No trace of remorse shadowed his features. Instead, a small smile played at the corners of his mouth as he surveyed the files, the assembled family, the whole theatrical setup Diana had orchestrated. When he spoke, his voice carried the lazy confidence of a man who believed himself untouchable.
"What's all this about?" He leaned back in his chair, the picture of casual indifference. "Dragging up old miseries everyone would rather forget? Going to traumatize the family all over again with ancient history?"
He let his gaze drift across each face before settling on me with calculated precision.

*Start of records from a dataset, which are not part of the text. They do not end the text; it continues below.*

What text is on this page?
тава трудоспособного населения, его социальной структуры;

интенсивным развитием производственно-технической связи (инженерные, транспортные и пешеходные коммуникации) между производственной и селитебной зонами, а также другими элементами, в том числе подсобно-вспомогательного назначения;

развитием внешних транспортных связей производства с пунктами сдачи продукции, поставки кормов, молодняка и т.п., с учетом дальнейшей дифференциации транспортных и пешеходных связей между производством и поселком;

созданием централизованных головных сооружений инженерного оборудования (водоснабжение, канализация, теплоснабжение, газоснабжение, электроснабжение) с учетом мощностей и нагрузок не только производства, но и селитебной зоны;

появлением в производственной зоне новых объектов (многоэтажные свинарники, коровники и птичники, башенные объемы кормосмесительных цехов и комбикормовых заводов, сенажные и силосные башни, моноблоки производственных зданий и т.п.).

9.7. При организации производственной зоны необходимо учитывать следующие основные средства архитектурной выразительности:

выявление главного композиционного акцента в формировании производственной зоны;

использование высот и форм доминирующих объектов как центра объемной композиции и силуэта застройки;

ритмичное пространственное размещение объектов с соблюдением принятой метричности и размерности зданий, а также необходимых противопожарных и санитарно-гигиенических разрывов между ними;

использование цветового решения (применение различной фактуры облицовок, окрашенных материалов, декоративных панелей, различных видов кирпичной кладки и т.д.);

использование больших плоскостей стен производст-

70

"Lance, you know nobody actually wants to dig into this. Your mother—God rest her soul—was a painful chapter for all of us. Especially given her... background." The pause was deliberate, designed to wound. "Made our family the talk of the town for all the wrong reasons. Though I suppose I shouldn't take credit for that observation. Those were your grandfather's exact words, weren't they, Dad? 'That common woman has made us the laughingstock of society.'"
Arthur's head dropped so fast I heard his neck crack. The shame radiating off him was almost palpable, decades of regret compressed into a single moment of exposure.
Something ignited in my chest—rage so pure and hot it felt like swallowing molten metal. My vision narrowed until all I could see was Thomas's smug face, that fucking smile that said he knew exactly how deep the knife had gone.
"Say that again." My voice came out low, dangerous, barely recognizable as my own. "I fucking dare you to mention my mother one more time."
My hands gripped the armrests hard enough that the wood creaked in protest. Every muscle in my body coiled tight, ready to launch myself across the space between us and wipe that expression off his face permanently.
Serena's hand found my arm, her touch gentle but grounding. "Don't let him bait you," she murmured, just loud enough for me to hear.
Diana's voice cut through the tension like a blade through silk. "Thomas, stop wasting everyone's time. I know exactly what you're trying to do, and it won't work. Let's begin, shall we?"